Although it was largely an Italian phenomenon, there were parallel movements in Russia, England, Belgium and elsewhere. The Futurists practiced in every medium of art, including painting, sculpture, ceramics, graphic design, industrial design, interior design, urban design, theatre, film, fashion, textiles, literature, music, architecture, and even cooking. To some extent Futurism influenced the art movements Art Deco, Constructivism, Surrealism, Dada, and to a greater degree Precisions, Rayonism, and Vorticism.
Vorticism
Vorticism was a short-lived modernist movement in British art and poetry of the early 20th century, partly inspired by Cubism.
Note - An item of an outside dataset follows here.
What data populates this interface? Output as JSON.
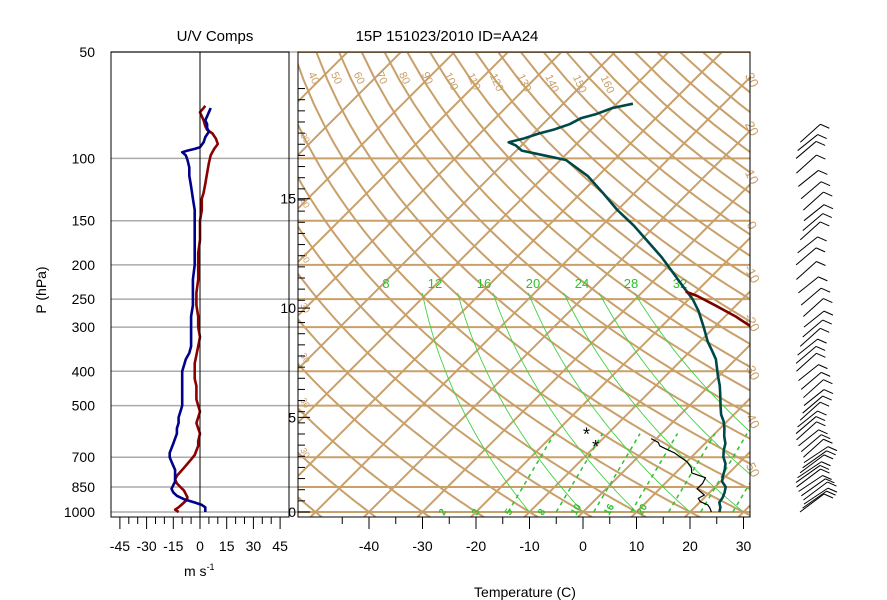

The movement was announced in 1914 in the first issue of BLAST, which contained its manifesto and the movement’s rejection of landscape and nudes in favour of a geometric style tending towards abstraction. Ultimately, it was their witnessing of unfolding human disaster in World War I that “drained these artists of their Vorticist zeal”. Vorticism was based in London but was international in make-up and ambition.
Surrealism
Surrealism is a cultural movement that started in 1917, is best known for its visual artworks and writings. Artists painted unnerving, illogical scenes, sometimes with photographic precision, creating strange creatures from everyday objects, and developing painting techniques that allowed the unconscious to express itself. Its aim was, according to Breton, to “resolve the previously contradictory conditions of dream and reality into an absolute reality, a super-reality”, or surreality.
Works of surrealism feature the element of surprise, unexpected juxtapositions and non sequiture; however, many surrealist artists and writers regard their work as an expression of the philosophical movement first and foremost, with the works being an artifact. Leader André Breton was explicit in his assertion that Surrealism was, above all, a revolutionary movement.
Surrealism developed out of the Dada activities during World War I and the most important center of the movement was Paris. From the 1920s onward, the movement spread around the glob, eventually affecting the visual arts, literature, film, and music of many countries and languages, as well as political thought and practice, philosophy, and social theory.